Every year, sexual violence is used against tens of thousands of women and girls during and after armed conflict. And all too often, those who commit the violence will never be accused, they will never be arrested, and they will never stand trial or even face a fine.

The crisis is acute in many East and Central African countries, including those where the International Criminal Court (ICC) is currently investigating mass atrocities—Central African Republic (CAR), Democratic Republic of Congo (DRC), Kenya, Sudan, and Uganda.

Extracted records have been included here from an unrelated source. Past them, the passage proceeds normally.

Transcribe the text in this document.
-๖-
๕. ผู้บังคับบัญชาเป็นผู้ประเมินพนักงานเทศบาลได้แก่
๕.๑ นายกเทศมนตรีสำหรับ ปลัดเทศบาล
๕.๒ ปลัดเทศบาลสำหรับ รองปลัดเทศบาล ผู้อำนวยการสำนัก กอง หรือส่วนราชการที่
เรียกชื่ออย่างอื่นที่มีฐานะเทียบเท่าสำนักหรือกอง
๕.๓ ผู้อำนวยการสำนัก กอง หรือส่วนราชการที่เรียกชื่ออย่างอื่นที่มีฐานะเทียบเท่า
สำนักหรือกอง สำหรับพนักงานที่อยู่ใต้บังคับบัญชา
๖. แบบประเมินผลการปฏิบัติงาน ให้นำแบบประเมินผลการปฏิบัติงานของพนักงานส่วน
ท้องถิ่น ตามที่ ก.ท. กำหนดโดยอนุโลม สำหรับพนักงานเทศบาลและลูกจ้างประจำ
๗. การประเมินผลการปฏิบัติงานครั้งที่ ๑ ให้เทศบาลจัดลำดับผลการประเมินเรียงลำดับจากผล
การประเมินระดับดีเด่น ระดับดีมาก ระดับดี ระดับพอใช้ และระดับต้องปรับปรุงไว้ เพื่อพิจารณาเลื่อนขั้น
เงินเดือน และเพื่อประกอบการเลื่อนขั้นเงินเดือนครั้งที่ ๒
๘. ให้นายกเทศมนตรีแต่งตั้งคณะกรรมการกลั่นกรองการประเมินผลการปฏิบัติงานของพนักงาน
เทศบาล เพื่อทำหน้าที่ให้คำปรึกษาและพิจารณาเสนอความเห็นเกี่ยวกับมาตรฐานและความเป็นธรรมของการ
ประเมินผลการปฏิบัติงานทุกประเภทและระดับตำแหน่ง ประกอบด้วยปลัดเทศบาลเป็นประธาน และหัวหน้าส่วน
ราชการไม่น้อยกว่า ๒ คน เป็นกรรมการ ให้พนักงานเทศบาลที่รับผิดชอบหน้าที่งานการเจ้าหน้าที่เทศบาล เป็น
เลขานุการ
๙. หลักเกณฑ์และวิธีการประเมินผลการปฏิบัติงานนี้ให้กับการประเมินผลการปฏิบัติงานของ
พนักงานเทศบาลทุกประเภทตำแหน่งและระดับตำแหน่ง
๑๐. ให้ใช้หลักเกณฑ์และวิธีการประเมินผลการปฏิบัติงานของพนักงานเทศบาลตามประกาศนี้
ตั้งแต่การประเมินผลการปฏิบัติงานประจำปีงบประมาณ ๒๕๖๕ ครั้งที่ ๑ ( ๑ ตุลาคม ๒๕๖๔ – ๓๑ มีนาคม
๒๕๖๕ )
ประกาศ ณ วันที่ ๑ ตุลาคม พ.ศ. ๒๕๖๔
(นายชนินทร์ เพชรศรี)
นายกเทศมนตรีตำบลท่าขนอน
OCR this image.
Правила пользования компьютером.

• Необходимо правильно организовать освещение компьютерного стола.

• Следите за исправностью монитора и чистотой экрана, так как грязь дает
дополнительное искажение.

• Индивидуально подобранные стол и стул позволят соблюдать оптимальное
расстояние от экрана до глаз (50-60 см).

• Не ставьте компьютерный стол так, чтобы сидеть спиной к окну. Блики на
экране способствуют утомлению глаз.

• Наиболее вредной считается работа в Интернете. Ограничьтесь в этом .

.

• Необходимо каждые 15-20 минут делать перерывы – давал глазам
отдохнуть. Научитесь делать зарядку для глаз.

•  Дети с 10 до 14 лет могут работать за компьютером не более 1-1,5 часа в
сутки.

Permitting perpetrators of sexual violence to escape punishment denies survivors justice and reparations and weakens the fabric of a society. Impunity for sexual violence can be ended, if the local health and legal communities work together to build successful prosecutions of crimes.

But health professionals, who are vital first responders to rape survivors, often receive little training in the forensic collection and documentation of evidence. And law enforcement officers, prosecutors, and judges require medical and scientific support to assess sexual violence and effectively interact with health workers and survivors.

In response, PHR has launched The Program on Sexual Violence in Conflict Zones. Across the five countries facing ICC investigations, this multi-year program will train health and legal experts on the best practices for collecting court-admissible evidence and will forge effective coalitions among regional medical, law enforcement, and legal experts.

In addition to strengthening the capacity of these professionals to respond to sexual violence, PHR’s program will increase communication and general cooperation among the medical, law enforcement, and legal communities.

The program draws on PHR’s extensive expertise in documenting war crimes and providing forensic training to professionals in conflict areas around the world.